Included in the AG’s Office’s warning was a list of fictitious payday lender names being used by the imposters, including:

  • ACS Inc.
  • ACS Legal Group
  • Ace Cash Services
  • Ace Cash Advance
  • Advance Cash Service
  • American Cash Advance

The AG’s Office also issued a general list of signs to help consumers identify this scam, including:

  • Telephone calls or emails where there are threats of arrest or prosecution;
  • Telephone calls or emails with claims that they are being made or sent on behalf of or part of law enforcement or a government agency;
  • Emails containing typos and grammatical errors;
  • Telephone calls or emails containing requests for payment via prepaid card or money transfer;
  • Telephone calls or emails containing requests for personally identifiable information;
  • Refusal by the requester to provide a mailing address; and
  • Refusal by the requester to mail proof of debt such as a validation notice.

Further, the AG’s Office’s warning included tips and resources for its in-state consumers to question calls from “debt collectors”, conduct their own due diligence, and protect themselves, including providing a sample email representative of those utilized in this scam.

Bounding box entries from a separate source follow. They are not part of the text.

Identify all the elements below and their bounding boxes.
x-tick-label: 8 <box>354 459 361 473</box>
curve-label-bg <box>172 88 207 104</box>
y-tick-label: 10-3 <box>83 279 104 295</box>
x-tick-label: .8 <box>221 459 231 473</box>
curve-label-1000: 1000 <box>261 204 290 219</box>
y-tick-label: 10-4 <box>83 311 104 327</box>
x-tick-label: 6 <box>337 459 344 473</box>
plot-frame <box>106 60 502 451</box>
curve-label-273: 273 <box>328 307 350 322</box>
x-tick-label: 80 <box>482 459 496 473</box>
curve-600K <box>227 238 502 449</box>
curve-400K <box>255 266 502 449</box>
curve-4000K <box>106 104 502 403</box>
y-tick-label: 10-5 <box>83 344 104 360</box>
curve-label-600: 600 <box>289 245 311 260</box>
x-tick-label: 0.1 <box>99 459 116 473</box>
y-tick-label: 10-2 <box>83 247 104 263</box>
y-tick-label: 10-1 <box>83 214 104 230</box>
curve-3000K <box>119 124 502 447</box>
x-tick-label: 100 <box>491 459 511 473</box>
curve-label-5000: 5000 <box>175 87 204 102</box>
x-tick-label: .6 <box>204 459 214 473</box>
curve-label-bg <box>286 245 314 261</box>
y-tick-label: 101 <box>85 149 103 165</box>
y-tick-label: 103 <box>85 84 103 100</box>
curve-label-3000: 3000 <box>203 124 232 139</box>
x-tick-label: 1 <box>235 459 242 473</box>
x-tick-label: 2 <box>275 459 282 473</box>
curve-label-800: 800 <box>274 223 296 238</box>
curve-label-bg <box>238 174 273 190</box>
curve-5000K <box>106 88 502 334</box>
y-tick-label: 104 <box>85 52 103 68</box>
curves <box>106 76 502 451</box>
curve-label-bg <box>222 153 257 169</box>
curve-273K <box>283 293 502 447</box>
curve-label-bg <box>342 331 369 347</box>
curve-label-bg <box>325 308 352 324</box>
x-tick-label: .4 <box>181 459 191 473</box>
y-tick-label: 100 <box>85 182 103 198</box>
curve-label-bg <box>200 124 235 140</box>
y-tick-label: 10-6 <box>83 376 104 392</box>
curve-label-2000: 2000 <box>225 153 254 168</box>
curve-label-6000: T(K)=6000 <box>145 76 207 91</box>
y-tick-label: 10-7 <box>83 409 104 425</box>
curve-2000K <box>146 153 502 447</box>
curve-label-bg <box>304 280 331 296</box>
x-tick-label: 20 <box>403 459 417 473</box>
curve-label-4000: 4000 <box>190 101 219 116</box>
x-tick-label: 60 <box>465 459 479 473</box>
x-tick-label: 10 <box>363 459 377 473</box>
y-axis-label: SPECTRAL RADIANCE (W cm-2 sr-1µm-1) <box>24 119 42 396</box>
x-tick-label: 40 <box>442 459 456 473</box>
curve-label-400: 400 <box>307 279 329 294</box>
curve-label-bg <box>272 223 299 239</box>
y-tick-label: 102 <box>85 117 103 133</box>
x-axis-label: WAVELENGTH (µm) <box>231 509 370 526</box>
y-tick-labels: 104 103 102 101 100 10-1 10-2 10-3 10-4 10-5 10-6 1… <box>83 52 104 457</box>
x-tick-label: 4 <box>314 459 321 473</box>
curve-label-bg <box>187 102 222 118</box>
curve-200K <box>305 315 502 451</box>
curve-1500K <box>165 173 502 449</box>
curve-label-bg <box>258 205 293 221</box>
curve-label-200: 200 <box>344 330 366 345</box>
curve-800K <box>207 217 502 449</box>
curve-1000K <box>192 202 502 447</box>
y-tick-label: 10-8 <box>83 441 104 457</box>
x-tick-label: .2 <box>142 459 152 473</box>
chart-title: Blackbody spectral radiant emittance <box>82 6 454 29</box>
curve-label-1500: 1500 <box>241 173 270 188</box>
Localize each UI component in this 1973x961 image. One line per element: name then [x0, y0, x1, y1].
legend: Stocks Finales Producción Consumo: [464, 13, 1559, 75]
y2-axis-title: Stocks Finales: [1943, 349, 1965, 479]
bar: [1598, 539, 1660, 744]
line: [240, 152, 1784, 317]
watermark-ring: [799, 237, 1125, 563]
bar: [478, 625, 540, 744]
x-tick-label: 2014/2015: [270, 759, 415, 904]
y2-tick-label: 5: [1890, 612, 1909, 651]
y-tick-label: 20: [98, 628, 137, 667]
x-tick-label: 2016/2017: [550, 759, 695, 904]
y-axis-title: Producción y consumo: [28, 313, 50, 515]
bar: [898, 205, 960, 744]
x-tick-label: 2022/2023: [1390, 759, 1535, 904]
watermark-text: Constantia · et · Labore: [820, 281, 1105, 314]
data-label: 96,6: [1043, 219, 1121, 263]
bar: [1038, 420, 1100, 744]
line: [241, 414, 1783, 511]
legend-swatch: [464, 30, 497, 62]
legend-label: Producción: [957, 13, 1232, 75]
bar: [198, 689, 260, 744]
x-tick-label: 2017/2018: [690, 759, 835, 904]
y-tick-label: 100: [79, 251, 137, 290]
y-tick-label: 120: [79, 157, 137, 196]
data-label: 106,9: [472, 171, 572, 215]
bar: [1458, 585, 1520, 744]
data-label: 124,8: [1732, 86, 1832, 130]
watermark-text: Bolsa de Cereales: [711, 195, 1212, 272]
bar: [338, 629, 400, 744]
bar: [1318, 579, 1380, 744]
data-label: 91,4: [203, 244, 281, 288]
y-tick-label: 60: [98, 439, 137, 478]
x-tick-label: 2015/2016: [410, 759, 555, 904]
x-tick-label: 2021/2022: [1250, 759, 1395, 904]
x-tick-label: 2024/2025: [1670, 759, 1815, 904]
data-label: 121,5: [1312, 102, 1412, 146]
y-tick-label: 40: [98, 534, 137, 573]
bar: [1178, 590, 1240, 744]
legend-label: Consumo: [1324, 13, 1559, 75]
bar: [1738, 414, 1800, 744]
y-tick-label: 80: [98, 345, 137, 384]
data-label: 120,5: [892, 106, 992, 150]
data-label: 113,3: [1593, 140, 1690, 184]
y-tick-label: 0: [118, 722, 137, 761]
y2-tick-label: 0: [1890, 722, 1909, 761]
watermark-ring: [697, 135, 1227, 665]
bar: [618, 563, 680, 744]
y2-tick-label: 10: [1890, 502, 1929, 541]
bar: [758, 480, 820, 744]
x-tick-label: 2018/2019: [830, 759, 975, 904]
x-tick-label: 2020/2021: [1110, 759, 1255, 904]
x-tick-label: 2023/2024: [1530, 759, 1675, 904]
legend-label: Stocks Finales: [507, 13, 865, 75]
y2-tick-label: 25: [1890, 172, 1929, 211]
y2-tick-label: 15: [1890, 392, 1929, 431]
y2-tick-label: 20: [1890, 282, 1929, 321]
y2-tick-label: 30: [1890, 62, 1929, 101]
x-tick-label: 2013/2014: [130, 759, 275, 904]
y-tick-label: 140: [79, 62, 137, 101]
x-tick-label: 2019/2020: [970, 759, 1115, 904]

As part of the warning, Colorado Attorney General John Suthers explained, “These scam artists pretend to be from companies with familiar-sounding names and use high-pressure demands to get people to pay using prepaid money cards.  The caller threatens to report you to the FBI, FTC and even to your employer if you don’t immediately pay up, however, law enforcement and government agencies do not threaten to arrest or prosecute people for their unpaid debt and do not send arrest warrants via email”.

As previously reported, this warning comes a month after the Colorado AG’s Office filed suit against certain in-state foreclosure law firms, alleging fraud and violations of state consumer protection laws.

It is readily apparent that the Colorado AG’s Office – and the Colorado Attorney General John Suthers in particular – has focused its attention on the prevention and prosecution of fraudulent and shady practices to protect its in-state consumers.